O futebol é um jogo apaixonante. Restaura o sentido agonístico das gentes por lutas subliminares sem armas bélicas, mas desenhadas por "heróis", bem adestrados em força física e mental, numa dimensão estética de fazer inveja, congeminada por tácticas e estratégias com o "quê" de algum cientismo. O futebol atrai multidões aos estádios, às ruas, aos ecrãs gigantes. O futebol está "casado" com a televisão. Reúne todas as características para constituir-se no superespectáculo visual. O futebol é uma máquina de fazer dinheiro. Conquista todas as audiências. É o maior "vendedor" de marcas e produtos.

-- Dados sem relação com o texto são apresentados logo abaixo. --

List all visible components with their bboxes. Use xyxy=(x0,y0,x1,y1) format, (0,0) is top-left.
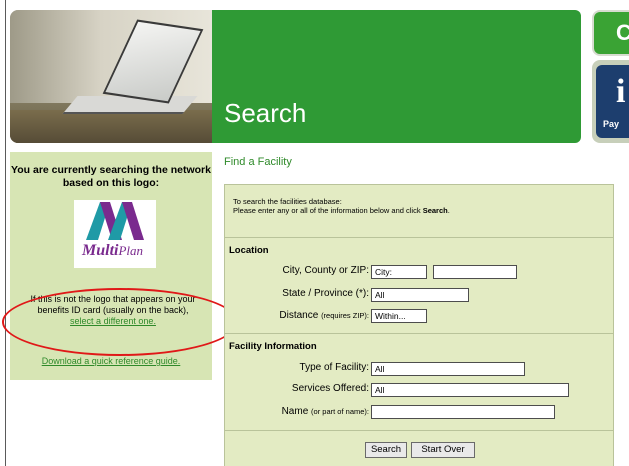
network-heading-line1: You are currently searching the network xyxy=(11,164,211,176)
divider xyxy=(225,237,613,238)
state-label: State / Province (*): xyxy=(282,288,369,299)
multiplan-m-icon xyxy=(86,202,144,240)
window-top-edge xyxy=(0,0,629,4)
services-label: Services Offered: xyxy=(291,383,369,394)
instructions-line2-suffix: . xyxy=(447,206,450,215)
search-button[interactable]: Search xyxy=(365,442,407,458)
name-hint: (or part of name): xyxy=(311,407,369,416)
facility-type-label: Type of Facility: xyxy=(299,362,369,373)
divider xyxy=(225,430,613,431)
network-heading-line2: based on this logo: xyxy=(62,177,160,189)
pay-tile-inner: i Pay xyxy=(596,65,629,138)
form-instructions: To search the facilities database: Pleas… xyxy=(233,197,450,215)
divider xyxy=(225,333,613,334)
tile-top-letter: C xyxy=(616,20,629,45)
banner-title: Search xyxy=(224,98,307,128)
instructions-line1: To search the facilities database: xyxy=(233,197,342,206)
right-tile-top[interactable]: C xyxy=(592,10,629,56)
name-label: Name (or part of name): xyxy=(282,406,369,417)
multiplan-logo-text: MultiPlan xyxy=(82,242,143,260)
facility-type-select[interactable]: All xyxy=(371,362,525,376)
facility-section-label: Facility Information xyxy=(229,341,317,352)
instructions-line2: Please enter any or all of the informati… xyxy=(233,206,450,215)
instructions-line2-prefix: Please enter any or all of the informati… xyxy=(233,206,423,215)
location-section-label: Location xyxy=(229,245,269,256)
highlight-ellipse xyxy=(2,288,238,356)
distance-label: Distance (requires ZIP): xyxy=(279,310,369,321)
network-heading: You are currently searching the network … xyxy=(10,164,212,190)
window-left-edge xyxy=(0,0,6,466)
distance-hint: (requires ZIP): xyxy=(321,311,369,320)
services-select[interactable]: All xyxy=(371,383,569,397)
city-input[interactable]: City: xyxy=(371,265,427,279)
distance-label-text: Distance xyxy=(279,310,319,321)
start-over-button[interactable]: Start Over xyxy=(411,442,475,458)
header-photo xyxy=(10,10,212,143)
logo-text-plan: Plan xyxy=(118,243,144,258)
city-label: City, County or ZIP: xyxy=(282,265,369,276)
right-tile-pay[interactable]: i Pay xyxy=(592,60,629,143)
name-label-text: Name xyxy=(281,406,309,417)
logo-text-multi: Multi xyxy=(82,242,119,259)
reference-guide-link[interactable]: Download a quick reference guide. xyxy=(10,356,212,366)
page-title: Find a Facility xyxy=(224,156,292,168)
photo-couch xyxy=(10,110,212,143)
info-icon: i xyxy=(616,73,626,110)
search-banner: Search xyxy=(212,10,581,143)
facility-search-form: To search the facilities database: Pleas… xyxy=(224,184,614,466)
pay-label: Pay xyxy=(603,119,620,129)
facility-name-input[interactable] xyxy=(371,405,555,419)
laptop-base xyxy=(62,96,198,114)
city-secondary-input[interactable] xyxy=(433,265,517,279)
instructions-search-word: Search xyxy=(422,206,448,215)
multiplan-logo: MultiPlan xyxy=(74,200,156,268)
state-select[interactable]: All xyxy=(371,288,469,302)
distance-select[interactable]: Within... xyxy=(371,309,427,323)
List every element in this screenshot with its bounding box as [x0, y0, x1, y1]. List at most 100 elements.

Eu nem o condeno. Eu adoro o futebol. Nestes desequilíbrios emocionais que "o mundo das coisas sérias" nos faz viver em lancinante angústia, é esse jogo, antevisto, visto e revisto, que nos eleva desta baixa auto-estima, individual e colectivamente nacional.
Desta feita, até tem o condão de nos fazer olhar para a África Negra, donde poderão vir promessas de um outro mundo, se não continuarem a prevalecer as opressões de ditadores, as lutas fratricidas, os abstrusos racismos.
Mas se tudo isto explica a suprema obsessão em que o mundo global caiu, por estes dias, acordando, passando o dia e adormecendo, a "viver" este Mundial, tudo isto não justifica a total obstinação pela celebração de um evento hedonístico que não nos fará sair da situação real do Mundo que nos cerca, fixado nas regras de um capitalismo que não aprendeu o suficiente para nos tornar todos felizes.
Esta obsessão desregrada em que os média nos mergulham com o Mundial a todas as horas, com noticiários destorcidos do valor dos acontecimentos, pode ter o efeito de oportuno soporífero. Mas nunca será o álibi necessário para sairmos desta crise que nos sufoca.